When it comes to WHAT editors are looking for, few can articulate their literary magazine's needs beyond, "the best we receive" or "read the magazine to get an idea of our tastes".  The former, of course, is no help because it is subjective.  The latter, for most literary magazines, actually doesn't help as much as you would think.

But some editors DO know.  There are magazines with pet peeves listed and even things sought-after; these insights are special and should be treated as such due to their rarity.  Other editors, however, won't say what they look for because admitting it could mean negative feedback.

The top two things editors of literary magazines won't admit giving preference to are high-tier publication credits and MFA degrees.  Editors don't want to be seen as biased but, for some, the absence of those two things are strikes on a writer BEFORE the story or poems are even glanced at.  In a profession constantly talking about "the work being what matters", it is a huge blow.
Searching for an MFA degree is also (technically) classist because many writers can't afford the time and tuition it takes to obtain one, thus ensuring a pool of writers who are (mostly) not lower-class.

I would like to know which editors count certain things against me.  I would send my poems elsewhere and leave that particular publication to those who have a better chance.  But no one will own up to it (unless it is to another editor or at a conference).

The sad part is, most writers are too busy or tired to care that no one readily outs themselves.  Meanwhile, all of us lowly writers who dropped out of college (or never went) and who have yet to crack a large market keep sending out our work with crossed fingers, hoping for a fair playing field in a business where equality on the page is a hit-or-miss proposition.

Have you went up against a difficult publisher or editor?  Do you think it's fair for an editor to want MFA grads as contributors over others?  If so, why?


  1. I don't think that any kind of degree determines creativity. In some instances I think a degreed education could even have an adverse effect.
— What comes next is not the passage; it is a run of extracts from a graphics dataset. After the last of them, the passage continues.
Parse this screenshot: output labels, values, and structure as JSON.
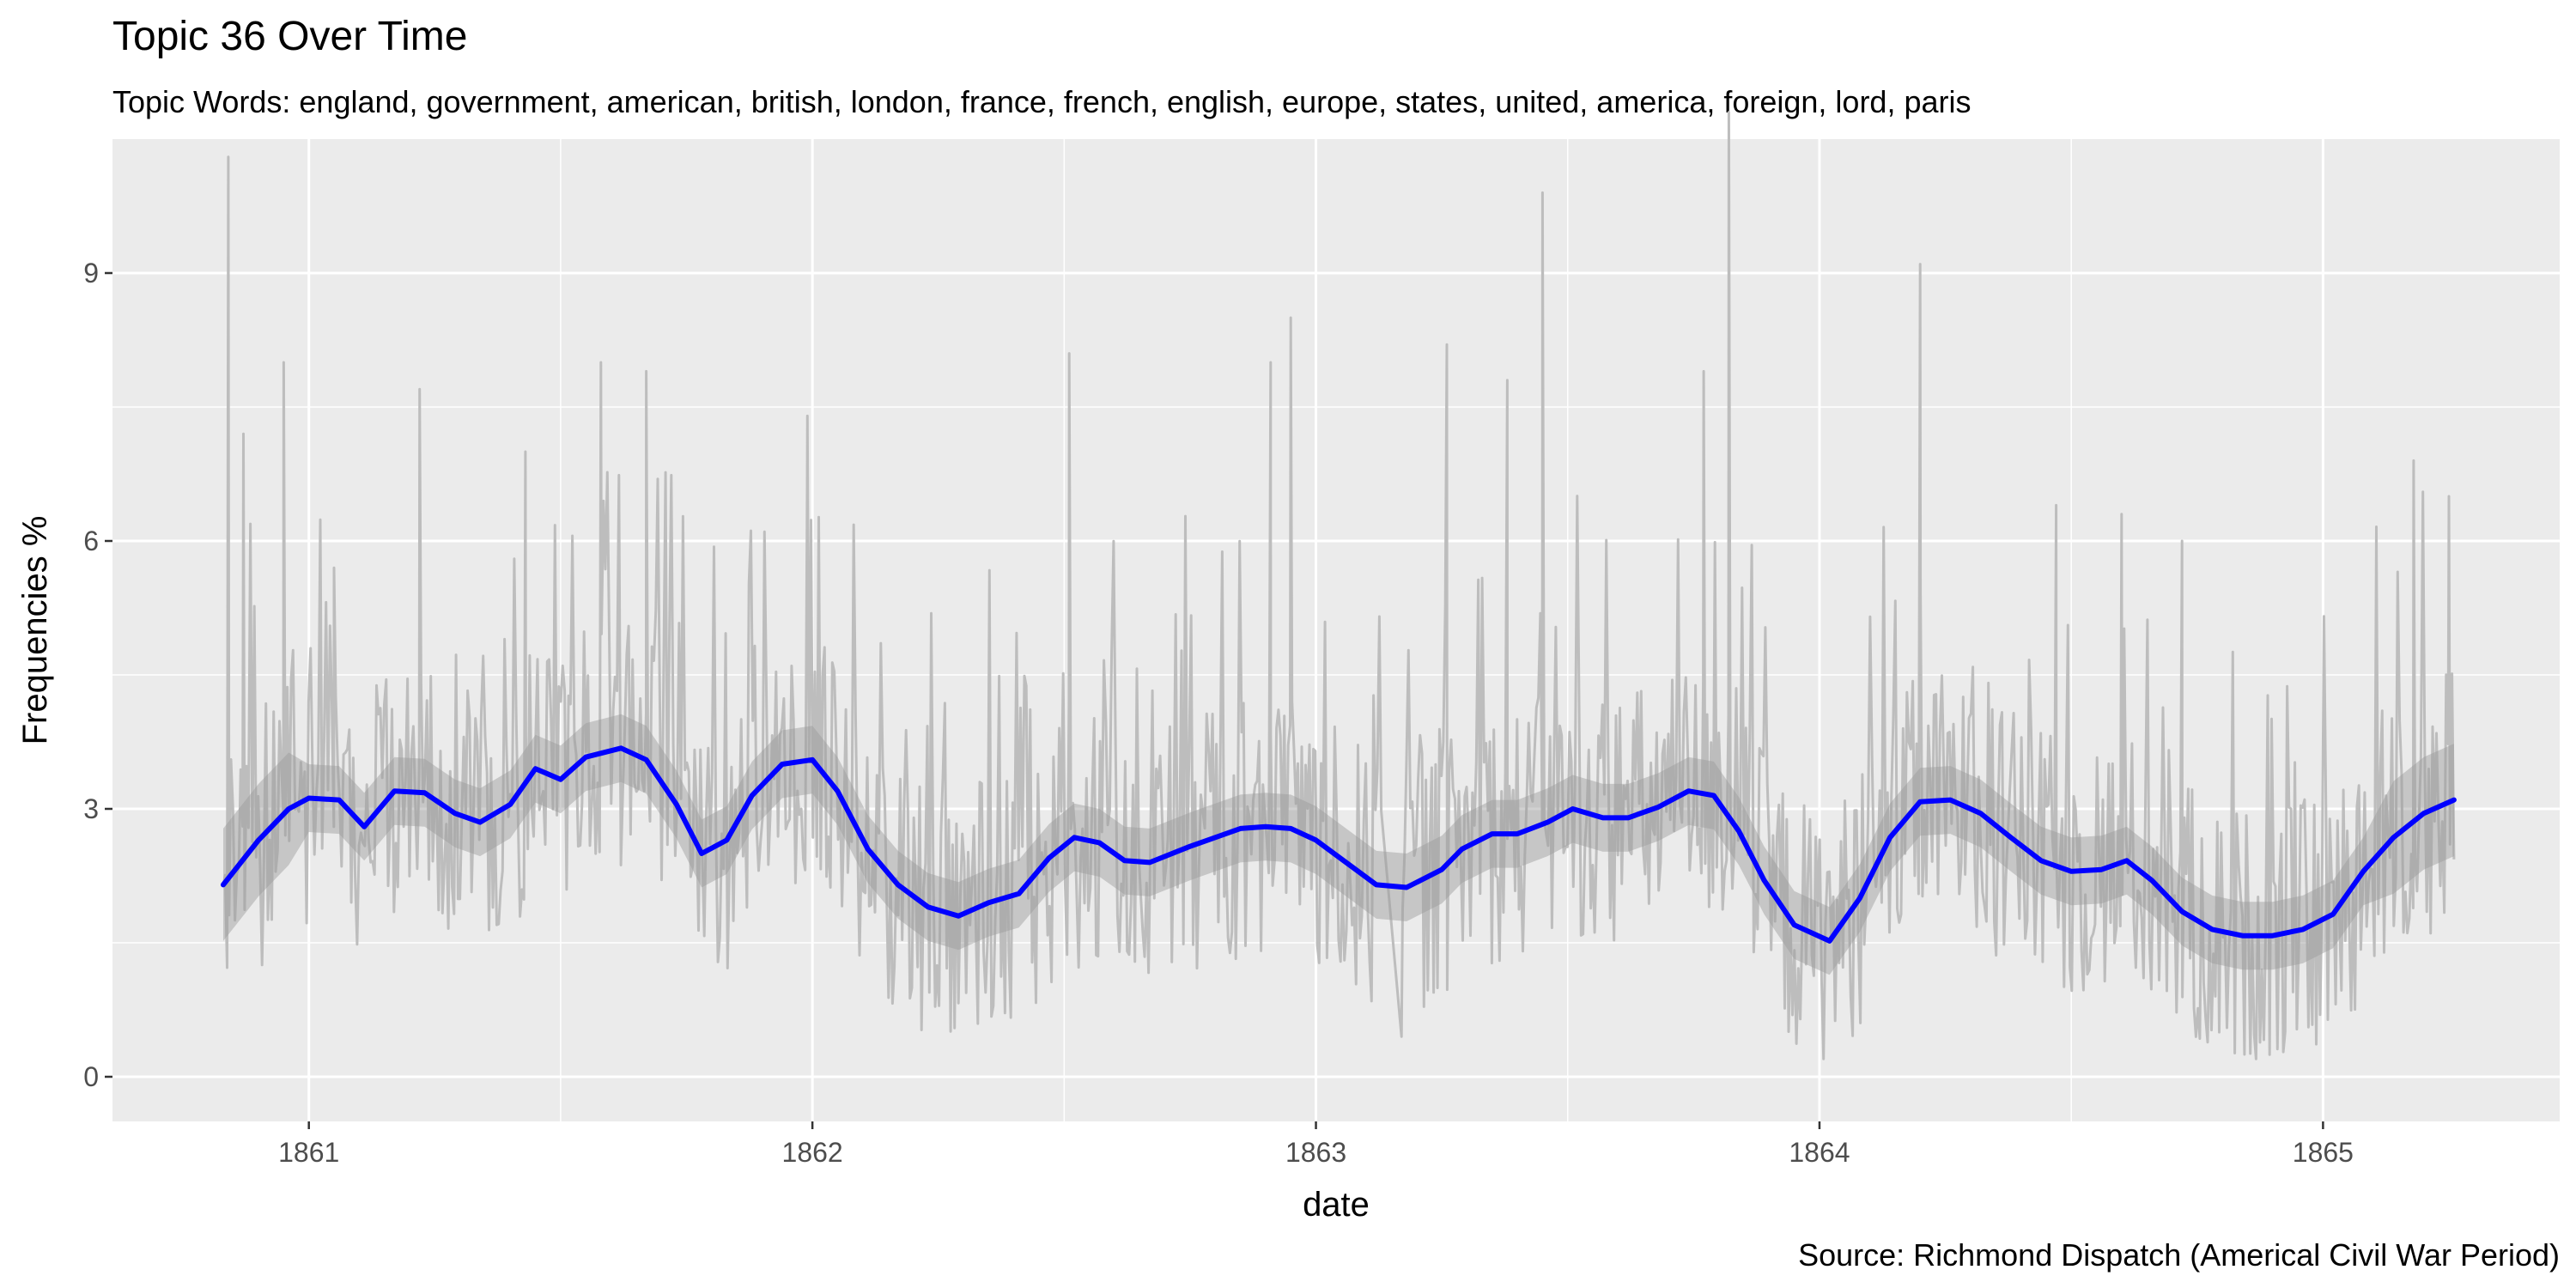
{
  "chart_data": {
    "type": "line",
    "title": "Topic 36 Over Time",
    "subtitle": "Topic Words: england, government, american, british, london, france, french, english, europe, states, united, america, foreign, lord, paris",
    "xlabel": "date",
    "ylabel": "Frequencies %",
    "caption": "Source: Richmond Dispatch (Americal Civil War Period)",
    "xlim": [
      1860.61,
      1865.47
    ],
    "ylim": [
      -0.5,
      10.5
    ],
    "x_ticks": [
      {
        "value": 1861,
        "label": "1861"
      },
      {
        "value": 1862,
        "label": "1862"
      },
      {
        "value": 1863,
        "label": "1863"
      },
      {
        "value": 1864,
        "label": "1864"
      },
      {
        "value": 1865,
        "label": "1865"
      }
    ],
    "y_ticks": [
      {
        "value": 0,
        "label": "0"
      },
      {
        "value": 3,
        "label": "3"
      },
      {
        "value": 6,
        "label": "6"
      },
      {
        "value": 9,
        "label": "9"
      }
    ],
    "grid": true,
    "colors": {
      "panel": "#ebebeb",
      "grid": "#ffffff",
      "raw_line": "#bdbdbd",
      "smooth_line": "#0000ff",
      "ribbon": "#999999"
    },
    "series": [
      {
        "kind": "raw",
        "x_start": 1860.83,
        "x_end": 1865.26,
        "gap": [
          1863.13,
          1863.17
        ],
        "approx_range": [
          0.2,
          10.8
        ],
        "peaks": [
          [
            1860.84,
            10.3
          ],
          [
            1860.87,
            7.2
          ],
          [
            1860.95,
            8.0
          ],
          [
            1861.05,
            5.7
          ],
          [
            1861.22,
            7.7
          ],
          [
            1861.43,
            7.0
          ],
          [
            1861.58,
            8.0
          ],
          [
            1861.67,
            7.9
          ],
          [
            1861.99,
            7.4
          ],
          [
            1862.51,
            8.1
          ],
          [
            1862.91,
            8.0
          ],
          [
            1862.95,
            8.5
          ],
          [
            1863.26,
            8.2
          ],
          [
            1863.38,
            7.8
          ],
          [
            1863.45,
            9.9
          ],
          [
            1863.77,
            7.9
          ],
          [
            1863.82,
            10.8
          ],
          [
            1864.2,
            9.1
          ],
          [
            1864.47,
            6.4
          ],
          [
            1864.6,
            6.3
          ],
          [
            1864.72,
            6.0
          ],
          [
            1865.18,
            6.9
          ],
          [
            1865.25,
            6.5
          ]
        ]
      },
      {
        "kind": "smooth",
        "x": [
          1860.83,
          1860.9,
          1860.96,
          1861.0,
          1861.06,
          1861.11,
          1861.17,
          1861.23,
          1861.29,
          1861.34,
          1861.4,
          1861.45,
          1861.5,
          1861.55,
          1861.62,
          1861.67,
          1861.73,
          1861.78,
          1861.83,
          1861.88,
          1861.94,
          1862.0,
          1862.05,
          1862.11,
          1862.17,
          1862.23,
          1862.29,
          1862.35,
          1862.41,
          1862.47,
          1862.52,
          1862.57,
          1862.62,
          1862.67,
          1862.75,
          1862.8,
          1862.85,
          1862.9,
          1862.95,
          1863.0,
          1863.06,
          1863.12,
          1863.18,
          1863.25,
          1863.29,
          1863.35,
          1863.4,
          1863.46,
          1863.51,
          1863.57,
          1863.62,
          1863.68,
          1863.74,
          1863.79,
          1863.84,
          1863.89,
          1863.95,
          1864.02,
          1864.08,
          1864.14,
          1864.2,
          1864.26,
          1864.32,
          1864.38,
          1864.44,
          1864.5,
          1864.56,
          1864.61,
          1864.66,
          1864.72,
          1864.78,
          1864.84,
          1864.9,
          1864.96,
          1865.02,
          1865.08,
          1865.14,
          1865.2,
          1865.26
        ],
        "y": [
          2.15,
          2.65,
          3.0,
          3.12,
          3.1,
          2.8,
          3.2,
          3.18,
          2.95,
          2.85,
          3.05,
          3.45,
          3.33,
          3.58,
          3.68,
          3.55,
          3.05,
          2.5,
          2.65,
          3.15,
          3.5,
          3.55,
          3.2,
          2.55,
          2.15,
          1.9,
          1.8,
          1.95,
          2.05,
          2.45,
          2.68,
          2.62,
          2.42,
          2.4,
          2.58,
          2.68,
          2.78,
          2.8,
          2.78,
          2.65,
          2.4,
          2.15,
          2.12,
          2.32,
          2.55,
          2.72,
          2.72,
          2.85,
          3.0,
          2.9,
          2.9,
          3.02,
          3.2,
          3.15,
          2.75,
          2.2,
          1.7,
          1.52,
          2.0,
          2.68,
          3.08,
          3.1,
          2.95,
          2.68,
          2.42,
          2.3,
          2.32,
          2.42,
          2.2,
          1.85,
          1.65,
          1.58,
          1.58,
          1.65,
          1.82,
          2.3,
          2.68,
          2.95,
          3.1
        ],
        "ribbon_halfwidth": 0.38
      }
    ]
  }
}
I can understand why an editor might be vague on what they are looking for though. Putting limitations on what they accept might limit the diversity of what they receive and cause them to miss out on possibly innovative trending.

    It's a good idea to research a publication before submitting to them. From that point on the writer needs to resort to persistence and a bit of creative thinking.

    Arlee Bird
    A to Z Challenge Co-host
    Tossing It Out

    1. I agree with you on studying the market. One of the things reading an issue WILL tell you is more what they WON'T publish (rhyme, horror, etc.). But aesthetics are extremely difficult to pin down sometimes.
      After researching, all I can do is send out what I think would suit a magazine best (and I think I'm wrong most of the time if my rejections are any indication). Then again, who knows?

      If an editor DOES know, I just wish writers were let in on it.